La figura della donna, a Napoli, ha sempre avuto un certo peso. Senza scomodare nobildonne e dive del cinema, benefattrici e studiose, se si percorre a ritroso la storia della capitale partenopea, non si potrà fare a meno di incontrare “personaggi femminili”: dee, sirene e maghe sono profondamente legate a Napoli e alle sue leggende, tanto che proprio l’aggettivo partenopeo deriva dal nome della sirena che nel Golfo di Napoli diede vita a ogni cosa: Partenope. Andiamo dunque ad esplorare le varie incarnazioni femminili a Napoli, con racconti che derivano da miti e leggende, ma anche con una piccola incursione nel “reale”. 

Il mito della donna nella città di Napoli: la sirena Partenope

La prima testimonianza di racconto relativo alla sirena Partenope e alla successiva fondazione di Napoli, si fa risalire all’Odissea. Secondo quanto narra il mito, Partenope – insieme alle sorelle Ligea e Leucosia – si getta in mare cercando la morte, dato che non è riuscita ad ammaliare Ulisse con il suo canto. Giunta nei pressi di Castel dell’Ovo, trova la morte trasformandosi in uno scoglio, generando la “base” su cui sarebbe poi sorta la città. Pare che la sua testa sia diventata la collina di Capodimonte, mentre la collina di Posillipo non sia null’altro che l’estensione della sua coda. La Sirena rimane ancora oggi il simbolo di Napoli e possiamo trovare una fontana a lei dedicata in Piazza Sannazaro. Senza contare che l’isola di Capri viene spesso definita “terra delle sirene”. Nelle parole di Matilde Serao, Partenope “la vergine, la donna, non muore, non ha tomba, è immortale, è l’amore”. L'anima stessa della città è quindi femminile, e i suoi abitanti continuano a celebrarla e a ricordarla ancora oggi.

Leggenda napoletana sulla donna: la fanciulla di Capodimonte

Sempre tra le leggende napoletane narrate nel libro omonimo di Matilde Serao, trova spazio una triste storia che vede protagonisti due giovani sfortunati. La fanciulla di Capodimonte è eterea, quasi evanescente. La Serao la descrive come “una creatura celestiale, una fanciulla bianca bianca, le cui forme quasi infantili si velavano in un abito candido”. Questa creatura pressoché incorporea, finisce con l'innamorarsi di un giovane che resta ammaliato da lei e non può fare a meno di domandarsi perché lei lo rifugga nonostante l’ami. La fanciulla rappresenta un ideale di amore, forse l'idea stessa di questo sentimento, nel momento in cui viene totalmente idealizzato.

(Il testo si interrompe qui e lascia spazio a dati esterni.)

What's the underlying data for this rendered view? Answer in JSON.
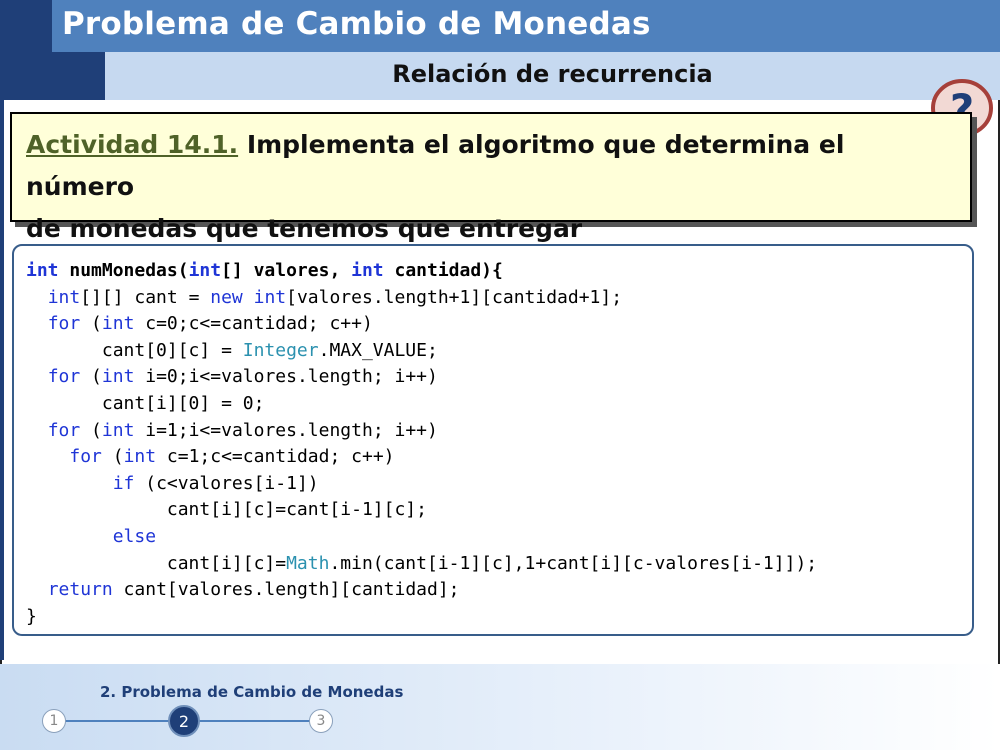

La fine di questa storia è drammatica, poiché il giovane innamorato, non riuscendo più a trattenersi, finisce con l’ abbracciare la sua pallida innamorata, frantumandola in mille pezzi. 

Lo spiritismo nella Napoli esoterica: Eusapia Palladino

Napoli con la sua doppia anima divisa tra sacro e profano, che dà sempre strizza l'occhio all'aldilà i culti pagani, non poteva che incontrare le pratiche di spiritismo così comuni nell'Ottocento. Famosa era a quei tempi una figura femminile, Eusapia Palladino, nata a Bari ma che aveva vissuto tutta la sua vita nella capitale campana. Per imparare il mestiere di medium, la Palladino era stata allieva di un importante nome del settore: Ercole Chiaia. La donna fu introdotta all’antropologo Cesare Lombroso, che sviluppò un grande interesse per il caso della medium. Dapprima scettico infatti, finì con il credere senza riserve ai poteri medianici di Eusapia. Molte volte le sue effettive capacità furono messe in dubbio e diversi studiosi arrivarono alla conclusione che si trattasse di un’abile imbrogliona. A un certo punto la sua fama era tale da richiederne la presenza all'Università di Harvard, dove pare che fu clamorosamente svelato un suo trucco. Ciononostante ci fu chi, come il professor Luigi Belloti, affermava che nessun altro medium era stato sottoposto a delle “rigorose esperimentazioni” come la Palladino, e pertanto questa si poteva considerare come la medium italiana più importante.